Walter Frederick Morrison discovered a market for the modern day flying disc [2] in 1938 when he and his future wife Lucile were offered 25¢ for a cake pan that they were tossing back and forth to each other on the beach in Santa Monica, California. "That got the wheels turning, because you could buy a cake pan for 5 cents, and if people on the beach were willing to pay a quarter for it, well, there was a business", Morrison told the Virginian-Pilot in 2007. They continued their business until World War II when he served in the army Air Forces flying P-47s and spent time as a prisoner of war. Upon his return from the war, Morrison sketched a design for an aerodynamically-improved flying disc he dubbed the Whirlo-Way. By 1948 after design modifications and experimentation with several prototypes, Morrison and his business partner Warren Franscioni began producing the first plastic discs. They re-named their invention Flyin-Saucer in the wake of reported UFO sightings. "We worked fairs, demonstrating it", Morrison told the Virginian-Pilot. "That's where we learned we could sell these things, because people ate them up." Morrison and Franscioni ended their partnership in 1950. After further design refinements in 1955, Morrison began producing a new disc, which he called the Pluto Platter. He sold the rights to Wham-O in 1957, the company named the disc the Frisbee and the following year, Morrison was awarded US Design Patent 183,626 for his flying disc. "I thought the name was a horror. Terrible", he told the Press-Enterprise of Riverside in 2007. In 1982 Morrison told Forbes magazine he had received about $2 million in royalty payments and said "I wouldn't change the name of it for the world".[3]

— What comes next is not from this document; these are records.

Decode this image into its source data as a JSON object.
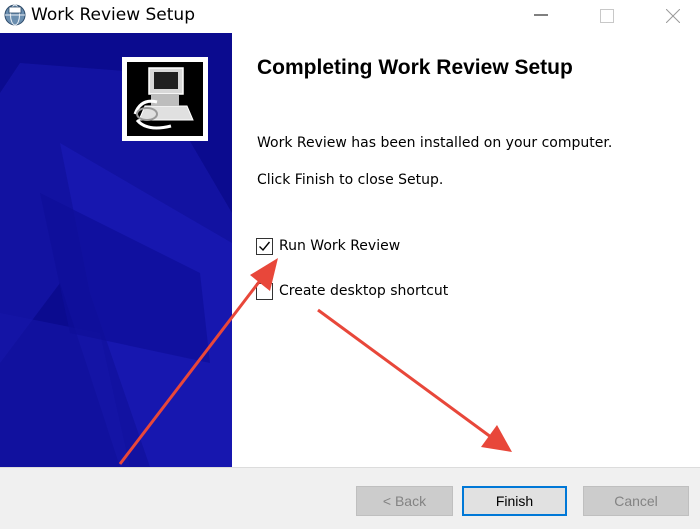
{
  "window": {
    "title": "Work Review Setup",
    "icon": "installer-globe-icon"
  },
  "content": {
    "heading": "Completing Work Review Setup",
    "line1": "Work Review has been installed on your computer.",
    "line2": "Click Finish to close Setup."
  },
  "options": {
    "run_label": "Run Work Review",
    "run_checked": true,
    "desktop_label": "Create desktop shortcut",
    "desktop_checked": false
  },
  "buttons": {
    "back": "< Back",
    "finish": "Finish",
    "cancel": "Cancel"
  },
  "colors": {
    "sidebar": "#0b0b8f",
    "annotation_arrow": "#e8473a",
    "focus_border": "#0078d7"
  }
}
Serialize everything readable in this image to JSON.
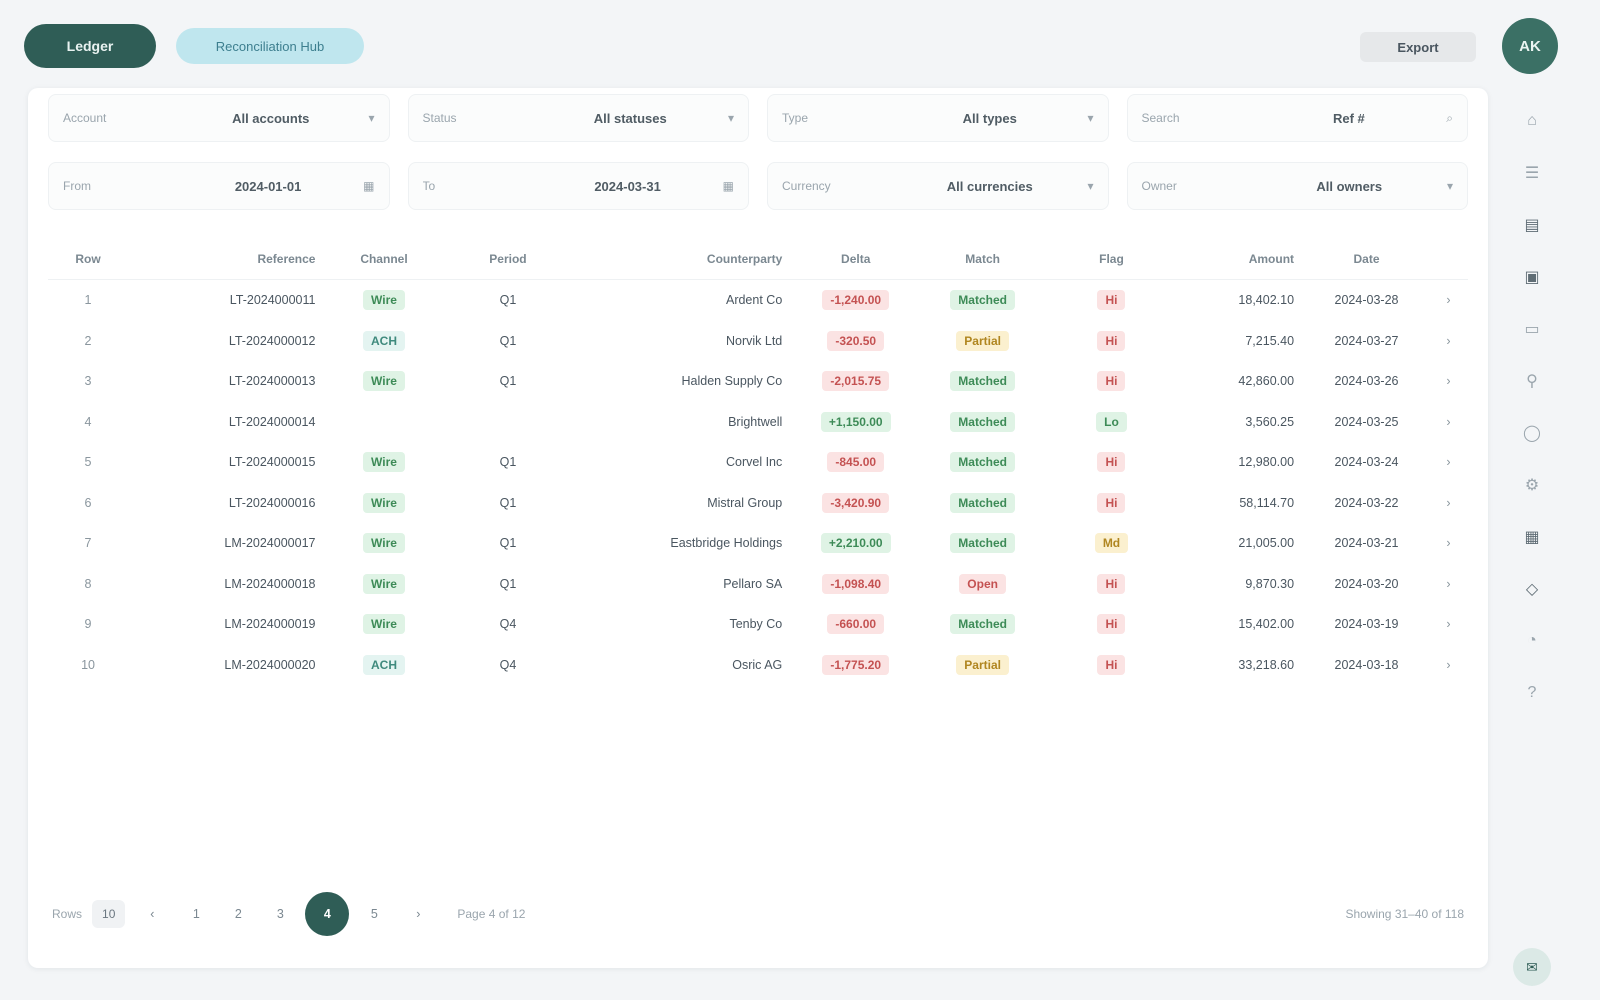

In 1957,[4] Wham-O co-founder Richard Knerr decided to stimulate sales by giving the discs the additional brand name "Frisbee" (pronounced "FRIZ'-bee") after hearing that East Coast college students were calling the Pluto Platter by that name, the term "Frisbee" coming from the name of the New England pie manufacturer Frisbie Pie Company[5]. The man who was behind the Frisbee's phenomenal success however was "Steady" Ed Headrick, hired in 1964 as Wham-O's new General Manager and Vice President in charge of marketing. Headrick soon redesigned the Pluto Platter by reworking the rim thickness and top design, creating a more controllable disc that could be thrown accurately.[6]
Sales soared for the toy, which was marketed as a new sport. In 1964, the first "professional" model went on sale. Headrick patented the new design as the Frisbee patent, highlighting the “Rings of Headrick” and marketed and pushed the professional model Frisbee and "Frisbee" as a sport. (US Patent 3,359,678).[7]
Headrick, commonly known as the "Father of Disc Sports",[8] later founded "The International Frisbee Association (IFA)" and began establishing standards for various sports using the Frisbee such as Distance, Freestyle and Guts. Upon his death Headrick was cremated and, in accordance with his final requests, his ashes were molded into memorial Frisbees and given to family and close friends.[9]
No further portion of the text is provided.